Monday, June 06, 2011
Memories Evoked by the Old South’s New Flag

(Part One of a Four Part Commentary)

by Joan Hough

It is with pleasure that I report that I have received an absolutely gorgeous Confederate POW-MIA “Ladder to Heaven-farewell” flag. Pictures of it failed to reveal its true beauty, so I had anticipated neither its array of colors nor its remarkable design. It is spectacular.

Flag purchase information is available at http://www.confederatepoweflag.com

Dedicated to the memory of those who died and those who survived in Mr. Lincoln’s prison camps, this beautiful flag represents all imprisoned Confederates, as well as all Confederate combatants and all Southern civilians (50,000 or more) killed by the Union Army.

I bought this flag in memory of all Confederates, including my very own bone of my bone, blood of my blood, Confederate kin folks—beginning with my cousins, Sam and George Mullinax, and their soldier father, Matthew. George was killed at Second Manassas. Sam was, imprisoned, tortured and murdered at Camp Douglas in Lincoln’s Chicago. The two Mullinax sons were Houghs through their mother Henrietta Hough. Cousin Sam’s body was lost along with thousands of others at Camp Douglas. Our family fears that part of him had popped up through the ground in the driveway of a business next to the Chicago swamp where so many confederate bodies were dumped—or that his young body wound up on one of the northwest medical schools’ dissection tables. His name was not placed on the Memorial monument dedicated by the United Daughters of the Confederacy, but is listed elsewhere. (Fifty percent of all who died at Camp Douglas had their bodies disappear. “During the existence of Camp Douglas prison at least six thousand prisoners perished.” One Civil War prison historian reported, “After the Civil War ended, Chicago faced the problem of disposing of more than 6,000 bodies of Confederate soldiers. . . because no cemetery in Chicago wanted Confederate soldiers buried in its soil, Oak Woods Cemetery, which was outside the city limits at the time, was selected. ..the names of the dead did not appear on the grave site until mandated by federal legislation in 1912.” There is no list containing the names of all the dead.

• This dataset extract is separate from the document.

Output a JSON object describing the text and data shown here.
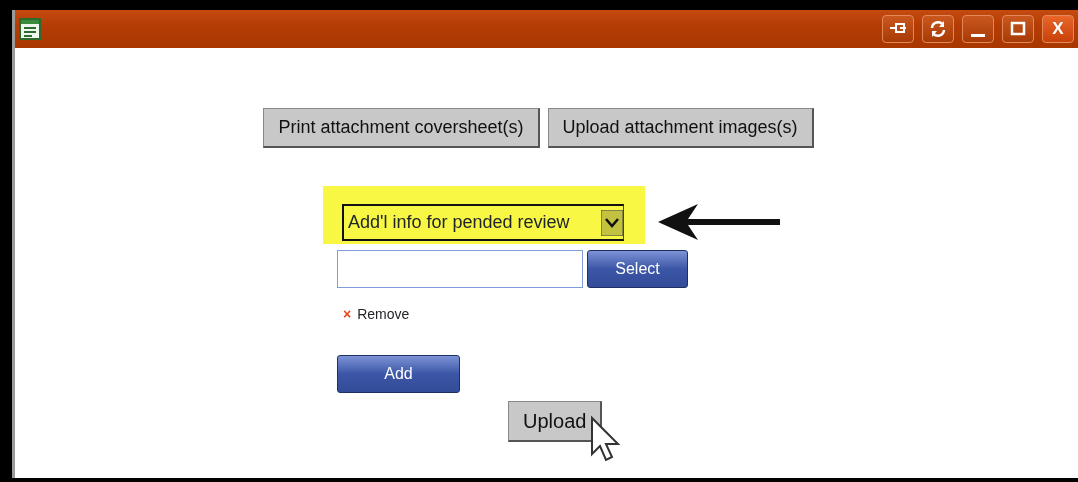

For me, our South’s new flag, in addition, represents a great, great grandfather of mine, David W. Sedberry who, after being imprisoned in two Yankee prisons, eventually walked home on bare and bleeding feet from Point Lookout to North Carolina. His first imprisonment was in Washington, D.C. on the site where the Supreme Court now meets.

`When I look at this flag I also think of my children’s gggreat grandfather, General Leroy Augustus Stafford, who died bravely at the Battle of the Wilderness, leaving fatherless ten offspring. Next comes to my mind, my great grandfather Henry Clay Hough, who at age seventeen was buried in Vicksburg by cannon balls, dug himself out, then captured and sick, was sent by Sherman and Grant to the hospital in Shreveport. He, still ill, immediately joined fellow soldiers there, helped build “Fort Humbug,” and then waited in vain to fight the Yankees again.

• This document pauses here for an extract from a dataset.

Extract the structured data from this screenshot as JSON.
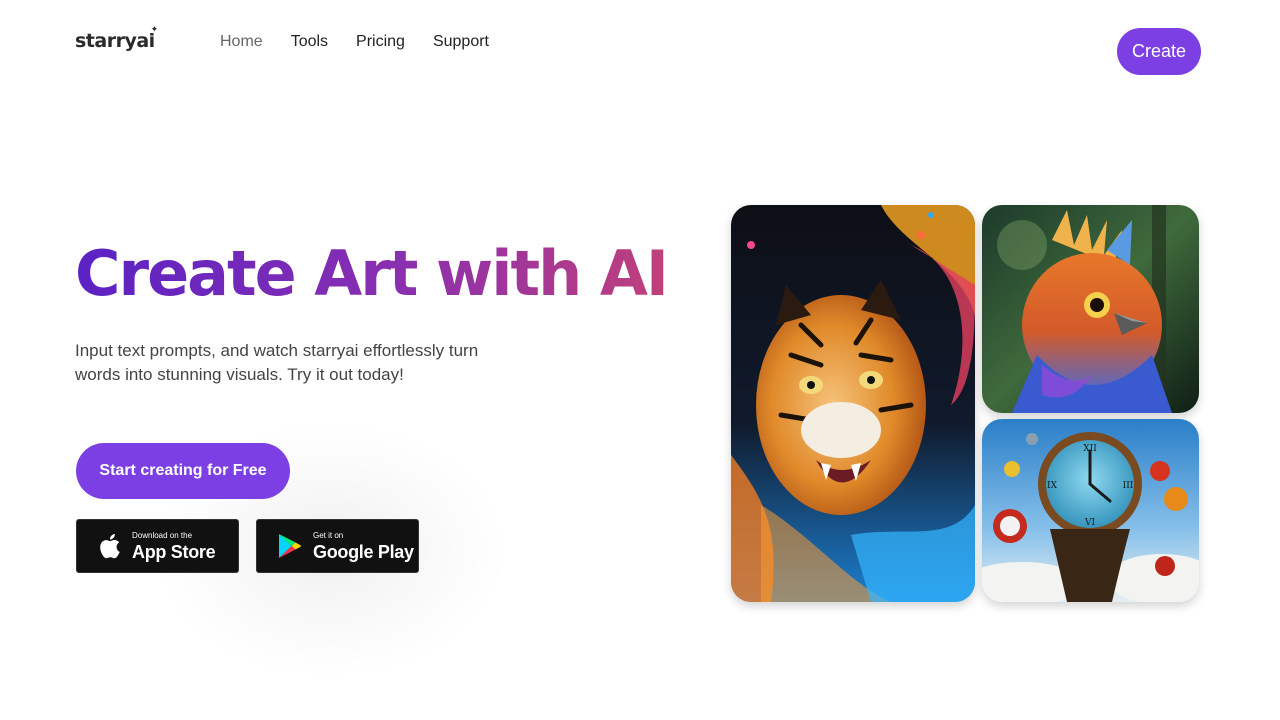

The flag certainly reminds me of my great uncle, John C. Hough. Captured twice by the Yankees, he was left semi-blind after eighteen months of imprisonment in Illinois at Rock Island.

Like thousands of fine Southern men, my relatives listed here and numerous others of my blood lost either their lives or a vast part of their health and their worldly goods at the hands of Marxist-Communist inspired Invaders from the north. Despite this loss, we in my family considered ourselves lucky that our women and children were not burned out of our houses, shot down in the road, and were not forced to beg strangers for food, but could still dig some out of the good Louisiana dirt. We are thankful that, unlike more than two thousand young women and little children captured by Sherman in Georgia’s Roswell and New Manchester, our family members were not shipped into white slavery in the north. Most of the captured Georgians remain lost until this very day, for they, neither alive nor dead, ever returned home again. Surely, memory of them should live on in our old South’s new flag.